Zulip Chat Archive

Stream: maths

Topic: polynomials from coefficient

Johan Commelin (Mar 07 2022 at 12:35):

Suppose I have a bunch of coefficients a 0, a 1, a 2, ..., a n, probably implemented as a : nat -> R for some ring R. What is the best way to turn this into the polynomial $\sum_{i < n} a_i X^i$?
One can simply write

(finset.range n).sum (λ i, (a i : R[X]) * X ^ i)

But this has the disadvantage that is ins't very structured. For example, showing that the i-th coefficient is a i is not a 1-lemma application. Should we have a dedicated constructor for this? Or does something already exist?

Yakov Pechersky (Mar 07 2022 at 12:47):

You turn "a" into a finsupp, and use polynomial.of_finsupp

Yakov Pechersky (Mar 07 2022 at 12:48):

Unfortunately I'm wrong and we don't have that constructor. Can you make an add_monoid_algebra from your "a"?

Johan Commelin (Mar 07 2022 at 12:58):

Afaik, we really don't have a good constructor + API for this type of examples.

Riccardo Brasca (Mar 07 2022 at 13:02):

If P : ℕ →₀ R then polynomial.of_finsupp P should give the polynomial, doesn't it?

Riccardo Brasca (Mar 07 2022 at 16:21):

I just realized that your question is probably related to #12447 :face_palm:

Junyan Xu (Mar 08 2022 at 03:48):

There is no polynomial.of_finsupp P because what you want is simply ⟨P⟩.

structure polynomial (R : Type u_1) [semiring R] : Type u_1
    (to_finsupp : add_monoid_algebra R ℕ)
add_monoid_algebra k G = (G →₀ k)

Kevin Buzzard (Mar 08 2022 at 07:08):

One should rename the constructor of_finsupp using the :: syntax

Eric Wieser (Mar 08 2022 at 07:39):

src#polynomial

Eric Wieser (Mar 08 2022 at 07:40):

Sebastien Gouezel went back in time and renamed it for you

Kevin Buzzard (Mar 08 2022 at 07:40):

Nice!
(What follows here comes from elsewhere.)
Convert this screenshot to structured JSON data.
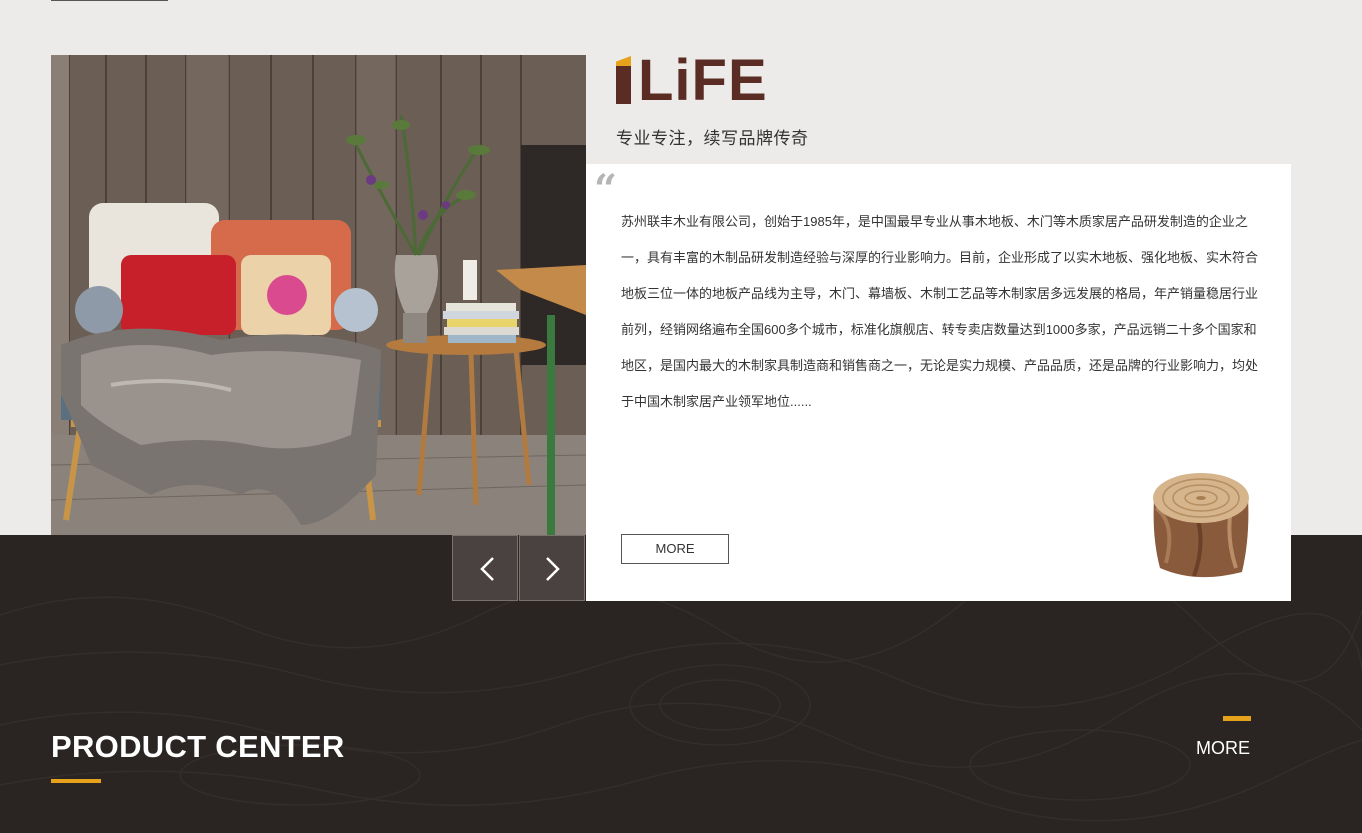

I didn't know he could do that.

Eric Wieser (Mar 08 2022 at 07:41):

So more accurate would be "the docs do not list a polynomial.of_finsupp because it is a structure constructor like sigma.mk"

Yakov Pechersky (Mar 08 2022 at 13:10):

So I wasn't insane thinking we had one in the first place...

Kevin Buzzard (Mar 08 2022 at 15:47):

It depends if you thought it before Sebastien went back in time.

Last updated: Dec 20 2023 at 11:08 UTC